Volver a ella al cabo de diez o quince años, por decir algo, es siempre un acto de iniciación. No importa que aquel tomo ajado esté refundido entre torres asimétricas de otros libros, tampoco importa que sus hojas exhalen aquel olor mágico y pungente de los libros clausurados, ni que el lomo y la tapa y su contrapa se oculten debajo de una espesa capa de polvo. Nada importa cuando uno decide abrirlo otra vez, sentirlo entre las manos, y asomarse a él por cualquier abertura que permita ver sus formas invariablemente distintas, como un caleidoscopio en constante movimiento.
Las Rayuelas que me ha tocado vivir -tres hasta ahora-, son tan diferentes que en ocasiones he llegado a pensar en las travesuras de los duendes de mi biblioteca, o que, quizás, es el gran Julio el que acude a cada estantería, a cada desván, a cada librería de libros viejos, a todos y cada uno de los lugares en que ella se encuentre, para sacudirla con suavidad, una vez o dos a lo mejor, y así enredar de nuevo las palabras formando con ellas otra historia.
En esta última lectura me he encontrado a los viejos personajes, por supuesto, pero con actitudes y voces distintas, también algo cambiados en su fisonomía, avejentados ciertamente. Horacio Oliveira, por ejemplo, en esta nueva historia me parece que ha madurado; sus reflexiones se sostienen ahora en cimientos sólidos, en una enorme riqueza cultural, mucho más amplia hoy, cincuenta años más tarde, que en su primera aparición. No en vano ha leído tanto, ha descubierto autores como John Dos Passos o Roger Martin Du Gard, que antes para mí no existían en esas otras Rayuelas. La Maga también ha cambiado. A pesar del tiempo transcurrido hoy me parece más atractiva. Los años, sin duda, la han embellecido. Pero hoy la imagino más frágil, como derrotada de antemano por la tragedia que se cierne sobre ella desde el inicio.

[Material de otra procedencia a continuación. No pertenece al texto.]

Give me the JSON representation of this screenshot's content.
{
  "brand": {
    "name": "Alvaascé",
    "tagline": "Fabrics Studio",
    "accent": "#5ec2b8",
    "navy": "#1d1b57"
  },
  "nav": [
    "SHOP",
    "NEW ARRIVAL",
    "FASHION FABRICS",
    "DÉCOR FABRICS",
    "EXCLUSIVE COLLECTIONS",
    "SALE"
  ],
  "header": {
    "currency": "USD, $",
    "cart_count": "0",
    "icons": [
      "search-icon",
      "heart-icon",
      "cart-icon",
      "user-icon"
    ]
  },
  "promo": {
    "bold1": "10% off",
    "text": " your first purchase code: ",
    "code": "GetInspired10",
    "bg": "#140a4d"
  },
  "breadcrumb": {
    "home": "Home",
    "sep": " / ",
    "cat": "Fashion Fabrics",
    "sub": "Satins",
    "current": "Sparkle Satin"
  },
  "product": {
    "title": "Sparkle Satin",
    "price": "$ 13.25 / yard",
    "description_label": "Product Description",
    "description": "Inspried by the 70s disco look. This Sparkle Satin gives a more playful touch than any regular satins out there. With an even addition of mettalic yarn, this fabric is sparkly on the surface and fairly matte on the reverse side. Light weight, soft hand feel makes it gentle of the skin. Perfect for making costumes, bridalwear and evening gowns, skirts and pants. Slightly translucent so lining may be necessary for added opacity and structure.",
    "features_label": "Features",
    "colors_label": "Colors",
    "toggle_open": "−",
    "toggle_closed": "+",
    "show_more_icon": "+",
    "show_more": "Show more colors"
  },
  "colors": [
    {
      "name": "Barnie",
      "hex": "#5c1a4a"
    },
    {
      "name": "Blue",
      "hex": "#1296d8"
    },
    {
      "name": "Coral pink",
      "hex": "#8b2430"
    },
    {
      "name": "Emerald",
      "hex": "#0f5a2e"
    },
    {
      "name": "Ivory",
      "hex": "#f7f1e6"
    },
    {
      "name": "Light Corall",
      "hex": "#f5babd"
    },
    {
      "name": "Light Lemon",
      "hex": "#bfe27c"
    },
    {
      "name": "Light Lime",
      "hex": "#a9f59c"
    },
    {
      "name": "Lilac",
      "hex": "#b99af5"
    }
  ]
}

En esta historia reciente su amor por Oliveira se ha intensificado, la pasión se le desborda en cada encuentro, aunque él siga aferrándose a que lo suyo es puramente físico. La muerte de su hijo, Rocamadour, la aplasta, igual que antes, o quizá más que antes, y por eso supongo que su final ha sido más trágico.
Me quedé deslumbrado en esta lectura con Morelli, con Trepat y Pola, con el capítulo 5, y, como siempre, con el 7, que curiosamente no cambia.
Con mucho cuidado, tras un leve movimiento de manos, cerré el libro al finalizar el capítulo 56. Traté de que la corriente de aire fuera mínima, de que las palabras no se revolvieran apenas, y entonces lo abrí otra vez, con delicadeza, en la primera página, capítulo 1, pero fue igual, la historia ya no era la misma.